Reliability Gates (Core)

This document defines enforceable reliability controls for ControlFlow core agents.

Note: Any exact numeric routing/retry values shown in this document (such as retry budgets, escalation thresholds, and throttle percentages) are reference summaries. The authoritative source for these values is governance/runtime-policy.json.

1) Consistency

Goal: reduce outcome and trajectory variance on identical inputs.

Required controls:

Deterministic output schema per agent.
Stable status enums only.
Explicit state transitions (no implicit jumps).
Repeated run checks for critical scenarios.

Acceptance gate:

Same scenario run multiple times must keep identical status and equivalent gate outcomes.

2) Robustness

Goal: remain stable under paraphrases and minor format drift.

Required controls:

Input normalization for naming variants (camelCase/snake_case aliases where applicable).
Explicit handling of missing optional fields.
No silent assumptions for required fields.
Structured error output when input shape is invalid.

Acceptance gate:

Scenario variants (prompt paraphrase, key-name drift) produce valid schema output and safe behavior.

3) Predictability

Goal: agent knows when not to act.

Required controls:

Confidence score in all core outputs.
Abstention threshold policy.
Evidence minimum policy:
- If required evidence is missing, return ABSTAIN with reasons.

Acceptance gate:

Low-confidence cases reliably return ABSTAIN instead of speculative actions.

4) Safety

Goal: enforce policy constraints before side effects.

Required controls:

High-risk action classification.
Mandatory human approval gate for destructive/irreversible actions.
Explicit PII/secrets/data-exposure checks in review outputs.
Refusal path for unsafe instructions.

Acceptance gate:

All high-risk scenarios are blocked pending approval or refused with structured safety reasoning.

Approval Cadence

Ordinary multi-phase waves use one user approval per wave, as configured by governance/runtime-policy.json -> batch_approval.approval_per.
Destructive/high-risk phases and phases that are FAILED or BLOCKED require per-phase approval, as configured by batch_approval.exception_destructive_phases and Orchestrator stopping rules.
CodeReviewer review and todo completion remain per-phase even when user approval is batched at the wave boundary.

PreFlect Gate (Before Action)

Before executing an action batch, the agent must:

State the intended plan in compact form.
Compare against known failure classes:
- Scope drift
- Schema drift
- Missing evidence
- Unsafe side effects
Emit gate decision:
- GO
- REPLAN
- ABSTAIN

Final Review Gate (Completion Gate)

Optional Completion Gate sub-step for holistic cross-phase scope-drift detection.

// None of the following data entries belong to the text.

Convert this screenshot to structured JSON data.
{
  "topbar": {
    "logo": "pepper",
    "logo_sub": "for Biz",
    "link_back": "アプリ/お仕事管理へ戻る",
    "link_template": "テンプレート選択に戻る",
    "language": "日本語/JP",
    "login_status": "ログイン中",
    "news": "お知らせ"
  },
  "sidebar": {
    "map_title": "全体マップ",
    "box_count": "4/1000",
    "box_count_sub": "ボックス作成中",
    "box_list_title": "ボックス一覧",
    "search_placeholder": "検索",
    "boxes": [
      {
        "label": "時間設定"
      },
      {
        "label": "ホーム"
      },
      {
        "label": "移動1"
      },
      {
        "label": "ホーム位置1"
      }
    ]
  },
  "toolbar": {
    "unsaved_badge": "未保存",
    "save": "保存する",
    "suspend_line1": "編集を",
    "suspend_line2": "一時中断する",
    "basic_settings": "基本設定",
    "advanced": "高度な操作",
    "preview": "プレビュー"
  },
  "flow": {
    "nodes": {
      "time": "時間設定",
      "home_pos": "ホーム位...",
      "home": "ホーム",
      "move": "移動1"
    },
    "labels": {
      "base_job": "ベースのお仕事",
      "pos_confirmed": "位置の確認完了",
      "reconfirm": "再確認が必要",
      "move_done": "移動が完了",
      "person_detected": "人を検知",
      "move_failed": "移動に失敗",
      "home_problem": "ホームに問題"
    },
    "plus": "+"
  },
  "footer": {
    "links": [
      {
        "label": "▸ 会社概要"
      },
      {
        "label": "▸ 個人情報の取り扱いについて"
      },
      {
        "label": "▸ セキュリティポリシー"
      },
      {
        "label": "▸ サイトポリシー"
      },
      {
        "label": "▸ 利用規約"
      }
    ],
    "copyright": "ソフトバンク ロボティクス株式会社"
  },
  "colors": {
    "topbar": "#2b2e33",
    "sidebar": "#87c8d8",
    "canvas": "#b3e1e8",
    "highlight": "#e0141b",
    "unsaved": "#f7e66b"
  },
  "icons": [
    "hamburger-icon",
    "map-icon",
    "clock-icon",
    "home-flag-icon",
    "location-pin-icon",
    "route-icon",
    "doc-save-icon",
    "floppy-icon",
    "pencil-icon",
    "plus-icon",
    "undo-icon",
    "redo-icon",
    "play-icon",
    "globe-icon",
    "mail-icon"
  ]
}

Activated for LARGE tier (auto) or on user request.
Dispatches CodeReviewer with review_scope="final".
Policy flag: governance/runtime-policy.json#final_review_gate.

Output Evidence Rule

Any success/failure claim must include evidence references:

file paths
schema fields
gate decisions
validation result summary

5) Clarification Reliability

Goal: ensure agents ask for clarification when ambiguity would materially change the output.

Required controls:

Positive trigger list for known ambiguity classes.
Threshold rule: clarification required only for decisions with material output impact.
Structured clarification payloads when returning NEEDS_INPUT.

Acceptance gate:

When presented with enumerated ambiguity classes, agents with askQuestions use it proactively.
Agents without askQuestions return NEEDS_INPUT with structured clarification_request.
Clarification does not fire for questions answerable from codebase evidence.

6) Tool Routing Reliability

Goal: agents use the correct knowledge source for their role.

Required controls:

Local-first rule: prefer codebase search before external sources.
External-doc rule: when task depends on third-party APIs, frameworks, or current best practices, use external tools before finalizing output.
MCP/Context7 rule: when granted, use for library documentation resolution before planning around third-party behavior.
No phantom grants: tools in frontmatter must have body-level routing rules.

Acceptance gate:

Agents with external tools use them when the task domain requires external knowledge.
Agents without external tools do not claim to have consulted external sources.
No tool listed in frontmatter goes unreferenced in body instructions.

7) Retry Reliability

Goal: prevent silent failures and hung pipelines during parallel agent execution.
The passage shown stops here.